Consider your access to Teaching Assistant (TA) support level.
If you have one or more TAs, you should consider assigning someone to coordinate and proctor examinations with accommodations.
If you do not have a TA, and you are unable to offer the required accommodation without additional support, then it is appropriate to enlist the support of Disability Services.
Consider the technological requirements of student.
If the student solely requires additional time and a quiet location to take the exam, it might be appropriate for you to administer the accommodations yourself.
If the student requires a reader, a scribe, or some form of technological support (e.g., use of a computer) it is likely most appropriate for the student to take the exam at Disability Services.
Extended time on exams. Perhaps the most common and fundamental exam accommodation is the provision of additional time. Students will typically be eligible for either time and a half (150% time) or double time (200% time), but in very rare cases a student may be eligible for longer or “untimed” exams (which may extend to a full business day). Determination of the accommodation length is based upon the clinical recommendations found in the student’s diagnostic documentation, the experiences of the qualified student, and the professional judgment of the student’s Consumer Manager at Disability Services.
A distraction reduced setting. This accommodation calls for you to arrange an alternative setting, one with less likelihood of auditory or visual distractions. For small classes, this accommodation may not be necessary (speak with the student to determine if this is true); but for larger classes, where the sounds of students moving, zipping up bags, moving chairs, and turning in exams can be distracting, it is necessary to schedule an alternative room for the students receiving this accommodation to take the exam. If you are unable to provide this accommodation, the proctoring center at Disability Services can offer assistance.
Use of a computer. In some cases, the nature of a student’s disability requires the use of a computer to access or respond to an exam. In these cases, Disability Services is prepared to support the student with appropriate hardware and/or software via our exam proctoring services. When necessary, Disability Services will provide test takers with appropriate assistive technologies such as JAWS, Kurzweil, and MathType.

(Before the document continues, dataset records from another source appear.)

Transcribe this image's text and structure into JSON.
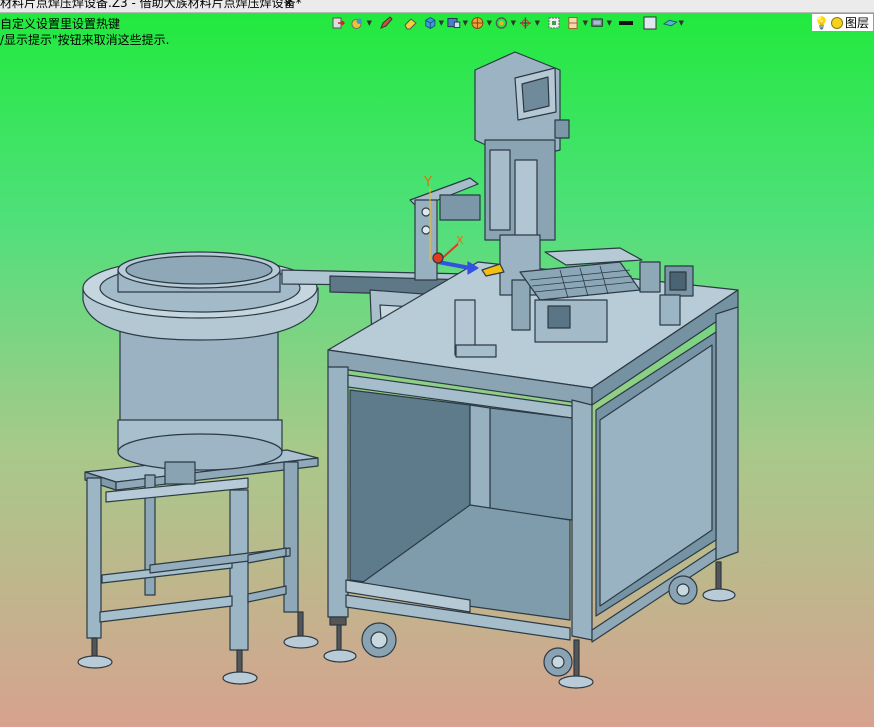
{
  "window": {
    "tab_title": "材料片点焊压焊设备.Z3 - 借助大族材料片点焊压焊设备*",
    "tab_close": "✕"
  },
  "hints": {
    "line1": "自定义设置里设置热键",
    "line2": "/显示提示\"按钮来取消这些提示."
  },
  "toolbar": {
    "icons": [
      "exit-icon",
      "color-icon",
      "pen-icon",
      "eraser-icon",
      "cube-icon",
      "view-icon",
      "shade-icon",
      "snap-icon",
      "target-icon",
      "frame-icon",
      "section-icon",
      "display-icon",
      "line-icon",
      "square-icon",
      "plane-icon"
    ],
    "layer_label": "图层"
  },
  "colors": {
    "background_top": "#1fea3a",
    "background_bottom": "#d7a28f",
    "machine_fill": "#97b4c6",
    "machine_dark": "#5d7a8a",
    "axis_red": "#e23a1e",
    "axis_blue": "#3352e0",
    "axis_yellow": "#f3c010"
  },
  "model": {
    "triad_label_x": "X",
    "triad_label_y": "Y"
  }
}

Large print version of test. In many cases, this accommodation only requires that you make an enlarged copy of an exam with your department’s photocopy machine. If the materials are electronic, they can likely be accessed through the accessibility features native to most computers, or the student may need to take the exam at the Disability Services proctoring office. The student should be consulted to determine the degree of enlargement/font size required.
Night Exams. Evening exams are often a challenge for students who need extended time or other exam accommodations. Currently, Disability Services only have the resources to provide Exam Proctoring through the EPC from 8 am – 5 pm. You may contact the EPC Coordinator to provide approval for students to take their exams during the day of the exam or the day after, but students cannot book those exams without instructor approval. From time to time, we can provide 2 proctors for evening exams held elsewhere. This requires considerable planning, so please notify the Coordinator of this request as soon as you schedule your exams.
Use of a scribe *and/or* reader for exam. The purpose of a scribe and/or reader is to allow the student to access exam content and accurately represent their responses. Readers and scribes do not correct answers or clarify the meaning of questions. Some instructors prefer to provide these accommodations themselves so they can ensure that the student understands the questions fully, but Disability Services is prepared to offer a scribe or reader as needed, assuming the request is received seven business days prior to the exam date.